The threads topic then moved on to C-PTSD. That's where we stand now.

It is my clear impression that C-PTSD could arise after prolonged trauma where there needn't be single extreme events: the camel’s back may break after prolonged traumatic duress, resulting in C-PTSD. This is also how I interpret the definition of C-PTSD as currently laid out by Wikipedia. Whereas in the definition of ordinary PTSD I see single extreme events as a core feature, thus if C-PTSD needn't require a single extreme event (to read the sentence as I intend it, the emphasis should be put here—not on the number (whether high or low), but on the existence of extreme events) that they would be overlapping disorders.

Contrary to that, if C-PTSD requires all the diagnostic features of regular PTSD and then some, then they would be stacked atop each other. Charts are often better than words, so here's the two positions laid out:


So. Someone can be bullied for years on end, without having single extreme events. In such case the left chart is the way to see the relation between C-PTSD and PTSD. I am leaning towards the left chart, without having an inflexible position.

Here's where the kerfuffle came. @DharmaGirl, You wrote a solid post referencing ICD-11. You made the case that C-PTSD must be stacked atop regular PTSD. I.e. if you don't meet the diagnostic criteria for PTSD, you can't get a C-PTSD diagnosis. Me and Teasel held the position this needn't be so. I wrote that forum members aren't against her, regardless of what position they hold on diagnostic matters, as she seemed upset, and @Friday wrote a solid post on how you may very well have PTSD initially but deal with the trauma and thus be left with C-PTSD. Crisp and clear logic. I liked the post. I think everyone did.

In hindsight I see there's been plenty misunderstandings. I think that your intention @DharmaGirl with bringing up C-PTSD being stacked atop PTSD was not to say things like bullying isn't enough for a C-PTSD diagnosis if case it lacks single extreme events.

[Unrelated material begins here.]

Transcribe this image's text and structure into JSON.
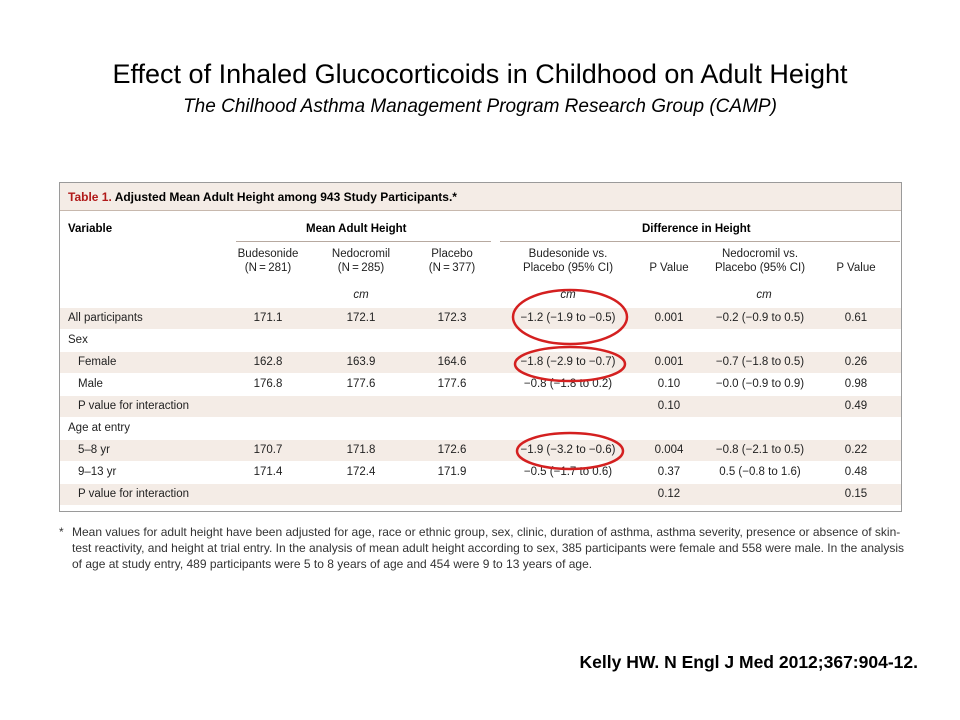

But I may be off. I think you meant the opposite now. My view is anyhow that prolonged duress over time (such as bullying) should qualify for a C-PTSD even without single extreme traumatic events. What's the forum's opinion on this?

I think it's a worthwhile question, both what would constitute C-PTSD in ICD-11, since it seems they are narrowing the definition now, and what they think is the best definition for C-PTSD. Such definitions change over time, and isn't written in stone. I feel that if C-PTSD doesn't require to meet the diagnostic criteria of PTSD, then they are overlapping disorders (i.e. they meet the definition currently laid out on Wikipedia) rather than being purely stacked atop (i.e. the way many interpret ICD-11).

(PS. You @Survivor3 asked about me. I tried to make this thread not about me. But since I answered you yes, no, yes, I see was too quick to read your question when replying, my answers were to 1) Have you suffered from life threatening trauma 2) sexual abuse 3) Are you under professional care of a therapist or doctor.)
 
Ok, I'm out. You are not making sense to me.

It's a simple question. Do you subscribe to this definition of the etiology of C-PTSD:
  • a psychological disorder that can develop in response to prolonged, repeated experience of interpersonal trauma in a context in which the individual has little or no chance of escape.